Aurelia took up the other, and followed, trembling. When she reached the outer room the rush of air almost blew out her light, and pausing, afraid to pass on, she perceived that Mr. Belamour and Jumbo were carrying the insensible form between them into the inner apartment, while a moan or two filled her heart with pangs of self-reproach.

She hung about, in terrible anxiety, but not daring to come forward while the others were engaged about the sufferer, for what seemed a very long time before she heard Mrs. Aylward say, “His arm is broke, sir. We must send for Dr. Hunter. The maids are all in their beds, but I will go and wake one, and send her to the stables to call the groom.”

“I had best go,” said Mr. Belamour. “You are of more use than I. He sleeps at the stables, you say?” Then, seeing the waiting, watching form of Aurelia, he said, “Come in, my poor child. Perhaps your voice may rouse him.” Every one, including himself, seemed to have forgotten Mr.

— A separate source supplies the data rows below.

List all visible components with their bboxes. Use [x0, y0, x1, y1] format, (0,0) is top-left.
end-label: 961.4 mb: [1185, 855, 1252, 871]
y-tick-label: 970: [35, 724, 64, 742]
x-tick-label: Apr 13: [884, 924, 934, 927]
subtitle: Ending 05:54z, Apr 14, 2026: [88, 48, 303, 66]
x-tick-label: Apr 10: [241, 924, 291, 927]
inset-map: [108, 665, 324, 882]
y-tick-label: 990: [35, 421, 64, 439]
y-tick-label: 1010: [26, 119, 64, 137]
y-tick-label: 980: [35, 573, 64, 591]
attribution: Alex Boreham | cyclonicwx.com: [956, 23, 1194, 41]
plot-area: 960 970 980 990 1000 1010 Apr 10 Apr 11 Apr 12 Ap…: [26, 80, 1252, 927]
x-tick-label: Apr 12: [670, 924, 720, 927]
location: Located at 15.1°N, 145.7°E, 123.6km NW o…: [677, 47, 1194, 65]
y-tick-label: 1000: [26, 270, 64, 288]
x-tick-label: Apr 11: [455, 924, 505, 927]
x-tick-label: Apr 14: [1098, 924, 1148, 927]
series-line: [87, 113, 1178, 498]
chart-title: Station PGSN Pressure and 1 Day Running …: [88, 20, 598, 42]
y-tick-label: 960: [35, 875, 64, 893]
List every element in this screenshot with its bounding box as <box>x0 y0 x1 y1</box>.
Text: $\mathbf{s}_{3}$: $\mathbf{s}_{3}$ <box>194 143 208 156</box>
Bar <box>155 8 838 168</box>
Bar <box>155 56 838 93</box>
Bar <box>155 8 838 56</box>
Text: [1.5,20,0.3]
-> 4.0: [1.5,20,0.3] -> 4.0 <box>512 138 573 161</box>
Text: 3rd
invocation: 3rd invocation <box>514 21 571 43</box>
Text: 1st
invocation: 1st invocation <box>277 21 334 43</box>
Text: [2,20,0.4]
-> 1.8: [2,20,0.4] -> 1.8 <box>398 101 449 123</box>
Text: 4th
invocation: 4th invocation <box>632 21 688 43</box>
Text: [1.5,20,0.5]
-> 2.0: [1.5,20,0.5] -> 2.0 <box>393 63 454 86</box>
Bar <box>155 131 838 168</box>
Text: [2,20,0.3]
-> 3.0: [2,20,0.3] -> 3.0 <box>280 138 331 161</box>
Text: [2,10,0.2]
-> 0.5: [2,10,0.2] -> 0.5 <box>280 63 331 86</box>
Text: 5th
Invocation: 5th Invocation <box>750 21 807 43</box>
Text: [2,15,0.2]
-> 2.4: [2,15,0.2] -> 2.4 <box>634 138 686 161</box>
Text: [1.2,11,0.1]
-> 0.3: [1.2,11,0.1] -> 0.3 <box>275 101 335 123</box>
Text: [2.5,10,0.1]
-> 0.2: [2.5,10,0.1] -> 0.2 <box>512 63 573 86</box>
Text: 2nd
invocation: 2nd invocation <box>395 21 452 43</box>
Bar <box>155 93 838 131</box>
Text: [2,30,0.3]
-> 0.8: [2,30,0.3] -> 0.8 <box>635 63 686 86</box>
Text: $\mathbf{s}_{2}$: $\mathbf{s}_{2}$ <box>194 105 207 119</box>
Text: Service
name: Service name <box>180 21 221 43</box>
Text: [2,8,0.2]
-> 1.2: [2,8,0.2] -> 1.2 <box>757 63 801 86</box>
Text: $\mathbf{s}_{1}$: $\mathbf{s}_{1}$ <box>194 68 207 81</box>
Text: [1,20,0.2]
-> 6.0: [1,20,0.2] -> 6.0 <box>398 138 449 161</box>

Belamour’s horror of the light, for candles were flaring on all the tables, as he led the you girl in, saying, “Speak to him.”

At the death-like face in its golden hair, Aurelia’s voice choked in her throat, and it was in an unnatural hoarse tone that she tried to say, “Sir—Sir Amyas—”

“I trust he will soon be better,” said Mr. Belamour, marking her dismay and grief with his wonted kindness, “but his arm needs the surgeon, and I must be going. Let Lady Belamour sit here, Mrs. Aylward. I trust you with the knowledge. It was my nephew, in disguise, who wedded her, unknown to her. She is entirely blameless. Let Jumbo fetch her a cordial. There, my child, take this chair, so that his eyes may fall on you when he opens them. Bathe his head if you will. I shall return quickly after having sped the groom on his journey.”

Gloomy and doubtful were the looks cast on Aurelia by the housekeeper, but all unseen by the wondering, bewildered, remorseful eyes fixed on the white face on the pillow, heedless of its perfect symmetry of feature, and knowing only that this was he who had thrilled her heart with his tender tones, who had loved her so dearly, and dared so much for her sake, but whom her impatience and distrust had so cruelly injured. Had she seen him strong, well, and ardent, as she had so lately heard him, her womanhood would have recoiled indignantly at the deception which had stolen her vows; but the spectacle of the young senseless face and prostrate form filled her with compassion, tenderness, and remorse, for having yielded to her sister’s persuasions. With intense anxiety she watched, and assisted in the fomentations, longing for Mr. Belamour’s return; but time passed on and still he came not. No words passed, only a few faint sighs, and one of the hands closed tight on Aurelia’s.